Her ekonomik devrimin arkasında, iki temel ateşleyici vardır.

Bunlardan ilki;

-Yeni bir enerji kaynağıdır.

İkincisi;

-Yeni bir iletişim teknolojisidir.

Birinci sanayi devriminin, enerji kaynağı kömür, iletişim teknolojisi matbaaydı.

-Osmanlı devleti bunu kaçırdı.

İkinci sanayi devriminin yakıtı petrol iletişim teknolojisi radyo ve televizyondu.

-Türkiye bunu kaçırdı.

Üçüncü sanayi devrimi ise; Yenilenebilir enerji ve internetle yapıldı.

-Türkiye bunu da kaçırdı.

Bu devrimlerin tamamında bir türlü üretici olamadık hep tüketici olduk.

Dördüncü Sanayi Devriminin ana yakıtı ise; işlenmiş bilgi, iletişim teknolojisi ise, gerçek ve sanal dünyanın bütünleşmesi olacak. Nesnelerin interneti, Siber-Fiziksel sistemler, yapay zekâ, büyük veri, bulut teknolojileri, akıllı robotlar, dijital sanayileşme… Dünya bunları konuşuyor, tartışıyor.

-Türkiye bu gelişmeyi asla kaçırmamalı.

Genel Başkanımız Kemal Kılıçdaroğlu işte bu hedef için önce Amerika sonra İngiltere'de toplantılar yaptı.

Dünya, üniversite mezunu gençleri nasıl girişimci yaparız bunları konuşuyor, tartışıyor.

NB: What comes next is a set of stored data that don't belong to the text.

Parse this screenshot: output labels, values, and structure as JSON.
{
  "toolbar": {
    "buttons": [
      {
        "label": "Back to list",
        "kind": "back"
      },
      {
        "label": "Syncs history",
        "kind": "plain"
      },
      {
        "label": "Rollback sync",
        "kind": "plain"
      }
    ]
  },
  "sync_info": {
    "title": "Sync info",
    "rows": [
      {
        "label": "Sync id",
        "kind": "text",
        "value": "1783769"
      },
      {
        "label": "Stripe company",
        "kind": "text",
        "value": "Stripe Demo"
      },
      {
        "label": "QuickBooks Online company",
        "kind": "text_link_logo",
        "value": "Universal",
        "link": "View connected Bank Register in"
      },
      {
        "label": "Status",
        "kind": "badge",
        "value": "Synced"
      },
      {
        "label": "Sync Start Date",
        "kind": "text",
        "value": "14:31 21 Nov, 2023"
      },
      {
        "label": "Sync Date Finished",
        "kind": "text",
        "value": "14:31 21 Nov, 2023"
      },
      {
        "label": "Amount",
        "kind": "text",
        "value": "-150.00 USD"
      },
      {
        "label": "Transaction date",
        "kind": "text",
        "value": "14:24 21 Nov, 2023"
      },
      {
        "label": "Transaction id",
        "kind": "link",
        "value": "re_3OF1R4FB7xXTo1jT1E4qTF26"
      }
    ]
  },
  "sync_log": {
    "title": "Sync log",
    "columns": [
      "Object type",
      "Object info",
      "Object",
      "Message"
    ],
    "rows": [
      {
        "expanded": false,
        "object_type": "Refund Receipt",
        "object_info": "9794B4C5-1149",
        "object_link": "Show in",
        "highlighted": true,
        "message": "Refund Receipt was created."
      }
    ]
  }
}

Gençleri girişimci haline getirdiğimizde bunların nasıl üretime, şirkete dönüşmelerini sağlarız, nasıl bunları bir araya getirip büyüklük sorunlarını çözeriz.

Dünya yeni bir devrimin içinde… Devrim şu anda yaşanıyor… Dijital ve yeşil dönüşüm, tüm dünyada iş tutuş biçimlerini değiştiriyor.

Ama Türkiye'miz, vizyonsuz, metal yorgunu bir hükümetin, önceki çağda kalmış siyaset anlayışıyla ve onun korkunç propaganda aygıtlarıyla, türlü algı operasyonlarıyla, havanda su dövmeye devam ediyor.

4. Sanayi Devrimini kaçıramayız. Dünyadaki fırsatlar orada duruyor.

Türkiye 4. Sanayi Devrimi'nin, 'Seyircisi ve tüketicisi' değil, mutlaka, 'üreticisi' olmalı. Orta gelir tuzağından ancak böyle kurtuluruz. Genel Başkanımız, bunun mücadelesini veriyor."